People who have quit their jobs to find work that does not require vaccinations are posting information on social media. Employers looking for workers in small companies are turning to online job boards like RedBalloon. Here, employers pledge not to make vaccinations a condition of hiring.

Andrew Crapuchettes is RedBalloons founder, chief executive and said that he created the site for people who want to work but aren't interested in politics.

Some states, such as Texas, Montana, and Florida are preparing to challenge or undercut the Biden mandates. Texas Governor. Greg Abbott issued Monday's executive order barring any entity to require vaccines.

Florida Gov. Ron DeSantis announced Thursday that he would call a special session in order to pass legislation to fight vaccine mandates. He said that in Florida, your ability to earn a living does not depend on the choices you make regarding these injections.

Melissa Alfieri Collins, 44, is a mother of two and said that she decided to quit her job as a nurse at Jersey Shore Medical Center, Neptune, New Jersey rather than continue COVID-19 testing.

Although she was told that the hospital had granted her a medical exemption, she objected that unvaccinated persons be tested. She argued that even vaccined people can spread diseases.
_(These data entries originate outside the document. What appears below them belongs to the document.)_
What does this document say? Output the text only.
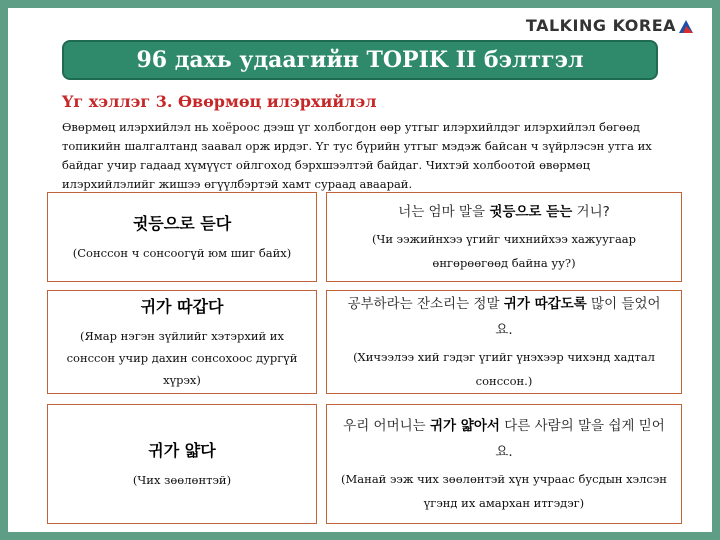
TALKING KOREA
96 дахь удаагийн TOPIK II бэлтгэл
Үг хэллэг 3. Өвөрмөц илэрхийлэл
Өвөрмөц илэрхийлэл нь хоёроос дээш үг холбогдон өөр утгыг илэрхийлдэг илэрхийлэл бөгөөд топикийн шалгалтанд заавал орж ирдэг. Үг тус бүрийн утгыг мэдэж байсан ч зүйрлэсэн утга их байдаг учир гадаад хүмүүст ойлгоход бэрхшээлтэй байдаг. Чихтэй холбоотой өвөрмөц илэрхийлэлийг жишээ өгүүлбэртэй хамт сураад аваарай.
귓등으로 듣다
(Сонссон ч сонсоогүй юм шиг байх)
너는 엄마 말을 귓등으로 듣는 거니?
(Чи ээжийнхээ үгийг чихнийхээ хажуугаар өнгөрөөгөөд байна уу?)
귀가 따갑다
(Ямар нэгэн зүйлийг хэтэрхий их сонссон учир дахин сонсохоос дургүй хүрэх)
공부하라는 잔소리는 정말 귀가 따갑도록 많이 들었어요.
(Хичээлээ хий гэдэг үгийг үнэхээр чихэнд хадтал сонссон.)
귀가 얇다
(Чих зөөлөнтэй)
우리 어머니는 귀가 얇아서 다른 사람의 말을 쉽게 믿어요.
(Манай ээж чих зөөлөнтэй хүн учраас бусдын хэлсэн үгэнд их амархан итгэдэг)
Alfieri-Collins said that she and her family had a long conversation and that I don't want to compromise any of my values anymore. She hopes to be a nurse practitioner and start her own holistic practice.

She said, "I am very sad because I am a nurse who loves my patients and my patients love my,"

Anthony Polenski is the director of strategic partnerships at tech recruitment company He said that he sees candidates who want to know, "Will this company force me into a jab?" Polenski stated that they often leave previous employers due to a mandate to get vaccinated.

He said that they don't want their vaccination status to be attached to their employment.

Union members are growing frustrated at the Maine shipyard.

A group of 100 shipbuilders protested being forced to get vaccines on Friday. They marched down the street holding signs condemning the mandate and using four-letter words to express their opinions about the president and his vaccine mandates.

Over the federal contractor mandate, the union fears losing more than 1,000 workers or 30% of its members.

Dean Grazioso is a 33-year-old Bath Iron Works employee who said he wasn't anti-vaccine, but that he knows of vaccinated friends, family members, and coworkers who have contracted COVID-19. These infections are rare. Vaccinated people who contract COVID-19 are less likely to die or be hospitalized.

The 53-year old is still deliberating whether or not to have the shot.

He said that he was still in the air. But, I have a big decision to make.


Catalini reported from Trenton in New Jersey and Dazio from Los Angeles. This report was contributed by Anthony Izaguirre, Associated Press writer, Tallahassee (Florida).